A step-by-step guide to buying a home/condo in your twenties in GTA
The way property prices in the Greater Toronto area (GTA) have been skyrocketing for the past few years most people believe they will have to save for a lifetime just to make a down payment on a home. Debates are raging over how even upper middle class families have been priced out of the market. Not surprisingly, many young people in their twenties stand on the sidelines and wonder: should they even dream of buying a home or a condo?
The younger generation juggles with an array of challenges including career and relationships at this stage in life. Add homeownership to the bag and the pressure becomes overwhelming.
But believe it or not millennials make up one of the largest segments of homebuyers in Toronto now. They are taking the plunge because the charm of being able to personalize and customize their own space, building equity and taking advantage of tax benefits is irresistible.
If you are in your twenties - trying to get through the maze of complexities that is the process of buying a home in Toronto can be daunting. Here is a step-by-step guide for you to follow:
Decide if homeownership makes sense for you
With homeownership comes several responsibilities:
- You have to stay put at one place for a few years.
- You have to spend more time maintaining your home than you do your rental.
- You have to be financially prepared because you pay for insurance, property taxes, and maintenance and repair costs on top of the monthly mortgage payments.
How is your credit history?
Your credit history is the first thing lenders will look at while reviewing your mortgage application. It is a record of a borrower's responsible repayment of debts.

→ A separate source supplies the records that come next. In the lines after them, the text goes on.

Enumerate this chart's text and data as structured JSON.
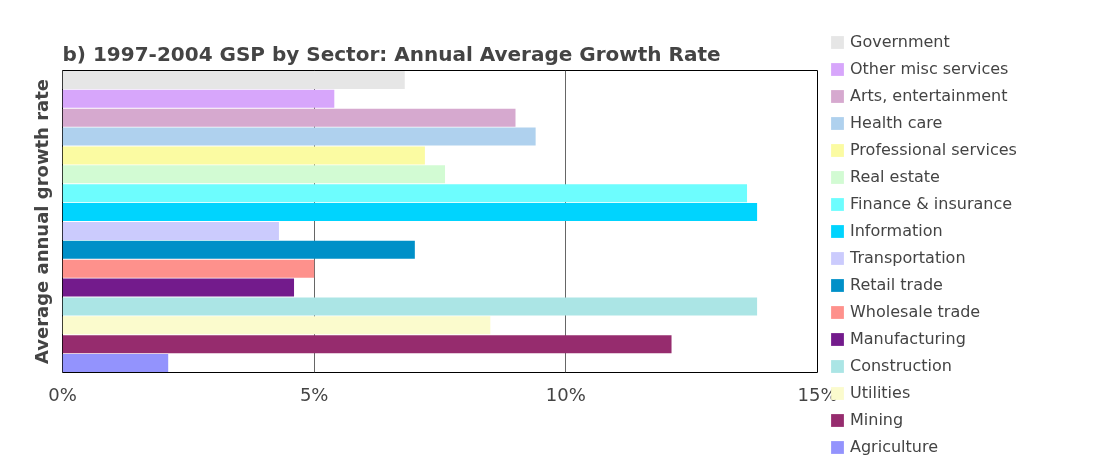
{
  "chart_data": {
    "type": "bar",
    "orientation": "horizontal",
    "title": "b)   1997-2004 GSP by Sector: Annual Average Growth Rate",
    "ylabel": "Average annual growth rate",
    "categories": [
      null,
      null,
      null,
      null,
      null,
      null,
      null,
      null,
      null,
      null,
      null,
      null,
      null,
      null,
      null,
      null
    ],
    "xlim": [
      0,
      15
    ],
    "xticks": [
      {
        "value": 0,
        "label": "0%"
      },
      {
        "value": 5,
        "label": "5%"
      },
      {
        "value": 10,
        "label": "10%"
      },
      {
        "value": 15,
        "label": "15%"
      }
    ],
    "grid": "x",
    "legend": "right",
    "tick_labels": "x",
    "series": [
      {
        "name": "Government",
        "color": "#e6e6e6",
        "values": [
          6.8,
          null,
          null,
          null,
          null,
          null,
          null,
          null,
          null,
          null,
          null,
          null,
          null,
          null,
          null,
          null
        ]
      },
      {
        "name": "Other misc services",
        "color": "#d7a6fb",
        "values": [
          null,
          5.4,
          null,
          null,
          null,
          null,
          null,
          null,
          null,
          null,
          null,
          null,
          null,
          null,
          null,
          null
        ]
      },
      {
        "name": "Arts, entertainment",
        "color": "#d6a9cf",
        "values": [
          null,
          null,
          9.0,
          null,
          null,
          null,
          null,
          null,
          null,
          null,
          null,
          null,
          null,
          null,
          null,
          null
        ]
      },
      {
        "name": "Health care",
        "color": "#afd1ee",
        "values": [
          null,
          null,
          null,
          9.4,
          null,
          null,
          null,
          null,
          null,
          null,
          null,
          null,
          null,
          null,
          null,
          null
        ]
      },
      {
        "name": "Professional services",
        "color": "#fbfba2",
        "values": [
          null,
          null,
          null,
          null,
          7.2,
          null,
          null,
          null,
          null,
          null,
          null,
          null,
          null,
          null,
          null,
          null
        ]
      },
      {
        "name": "Real estate",
        "color": "#d2fbd3",
        "values": [
          null,
          null,
          null,
          null,
          null,
          7.6,
          null,
          null,
          null,
          null,
          null,
          null,
          null,
          null,
          null,
          null
        ]
      },
      {
        "name": "Finance & insurance",
        "color": "#6dfdfe",
        "values": [
          null,
          null,
          null,
          null,
          null,
          null,
          13.6,
          null,
          null,
          null,
          null,
          null,
          null,
          null,
          null,
          null
        ]
      },
      {
        "name": "Information",
        "color": "#00d4fe",
        "values": [
          null,
          null,
          null,
          null,
          null,
          null,
          null,
          13.8,
          null,
          null,
          null,
          null,
          null,
          null,
          null,
          null
        ]
      },
      {
        "name": "Transportation",
        "color": "#cbcbfd",
        "values": [
          null,
          null,
          null,
          null,
          null,
          null,
          null,
          null,
          4.3,
          null,
          null,
          null,
          null,
          null,
          null,
          null
        ]
      },
      {
        "name": "Retail trade",
        "color": "#0090c8",
        "values": [
          null,
          null,
          null,
          null,
          null,
          null,
          null,
          null,
          null,
          7.0,
          null,
          null,
          null,
          null,
          null,
          null
        ]
      },
      {
        "name": "Wholesale trade",
        "color": "#fe918c",
        "values": [
          null,
          null,
          null,
          null,
          null,
          null,
          null,
          null,
          null,
          null,
          5.0,
          null,
          null,
          null,
          null,
          null
        ]
      },
      {
        "name": "Manufacturing",
        "color": "#731b8c",
        "values": [
          null,
          null,
          null,
          null,
          null,
          null,
          null,
          null,
          null,
          null,
          null,
          4.6,
          null,
          null,
          null,
          null
        ]
      },
      {
        "name": "Construction",
        "color": "#abe5e5",
        "values": [
          null,
          null,
          null,
          null,
          null,
          null,
          null,
          null,
          null,
          null,
          null,
          null,
          13.8,
          null,
          null,
          null
        ]
      },
      {
        "name": "Utilities",
        "color": "#fbfbcd",
        "values": [
          null,
          null,
          null,
          null,
          null,
          null,
          null,
          null,
          null,
          null,
          null,
          null,
          null,
          8.5,
          null,
          null
        ]
      },
      {
        "name": "Mining",
        "color": "#962c6e",
        "values": [
          null,
          null,
          null,
          null,
          null,
          null,
          null,
          null,
          null,
          null,
          null,
          null,
          null,
          null,
          12.1,
          null
        ]
      },
      {
        "name": "Agriculture",
        "color": "#9393fd",
        "values": [
          null,
          null,
          null,
          null,
          null,
          null,
          null,
          null,
          null,
          null,
          null,
          null,
          null,
          null,
          null,
          2.1
        ]
      }
    ]
  }
}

If you have never taken a loan, you will hardly have any credit history. In that case, you should get a credit card and use it responsibly for a few months.
If you already have an established credit history, request a free copy of your credit report from all major credit rating agencies such as Equifax and TransUnion Canada and find out if your rating is good enough to qualify for a mortgage.
In order to qualify for the best interest rates and terms, you should have a credit rating of 720 or more. A credit score of 760-plus is considered the best. If your credit score is lower than 620, you are in trouble. Even if a lender agrees to approve your mortgage application, you will have to pay higher interest rates and won't get the best terms.
Start your home search by getting pre-approved for a mortgage
Submit details (with documentary proof) of your current income, employment and tax payments to several banks for their underwriters to pre-approve you for a mortgage.
A mortgage pre-approval letter will tell you the exact dollar amount that you have been approved for. Once you know this amount, you will know your budget depending on how much down payment you are willing to make.
First time home buyers assistance programs
Did you know that if you are buying your first home in the GTA, you - as a first time home buyer - are entitled to at least four types of assistance programs to help with the purchase?
The federal Home Buyer Plan (HBP) If you have an RRSP account, you can borrow from yourself under the HBP. You can withdraw up to $25,000 for use toward the purchase of your home. You can pay back this amount over 15 years.
The federal First-time Home Buyer's Tax Credit Under the First-time Home Buyer's Tax Credit program, you can claim up to $5,000 in total as a tax credit, and you are entitled to a federal tax relief of up to $750.
The Ontario Land Transfer Tax Rebate As a first time home buyer, you can claim a refund of up to $4,000 of land transfer tax that you pay when buying a home in Ontario.
The Toronto Municipal Land Transfer Tax Rebate If you are buying in the City of Toronto "proper", you can claim a refund of Toronto's municipal land transfer tax, up to $3,725.
Save for down payment and closing costs
When buying a home in Toronto, you have to put down at least 5 per cent of the property's first $500,000, plus 10 per cent of any amount over $500,000. Closing costs can amount to anywhere between 1.5% and 3% of the purchase price.
Keep in mind even if you take advantage of assistance programs, you may have to arrange for thousands of dollars to cover the closing costs and down payment.
For most people in their twenties, arranging for down payment is the biggest obstacle. Depending on your current income and lifestyle expenses, put aside money consistently for six to 12 months before you even hit the market looking for a home.
Find your dream home that fits in your budget and needs
Forget about all of the news and coverage over low affordability levels in GTA. You can always find a home that fits in your budget. Your dream may be to buy a palace with your own swimming pool in the backyard, a large garden and other such luxuries, but in reality you should never lose sight of your budget. You should focus more on 'must-haves' rather than 'should-haves'.
If a condo - not a detached or semi-detached house - fits in your budget and needs, you should go ahead and buy one. You can find plenty of affordable condos in good areas of the city and GTA. Enlist the services of a real estate agent who can help you find the right property. Once you zero in on a property, run all the investment metrics to ensure you are putting your money in a home that will build equity and appreciate in price over time.
Make sure your desired location has a low crime rate and all the necessary amenities including transportation. The place should be fairly closer to work. In a nutshell, the neighborhood should suit your lifestyle and requirements.
Careful planning is the key to realizing your homeownership dream in Toronto or anywhere else for that matter. Don't stretch yourself financially by buying a home that you can't afford.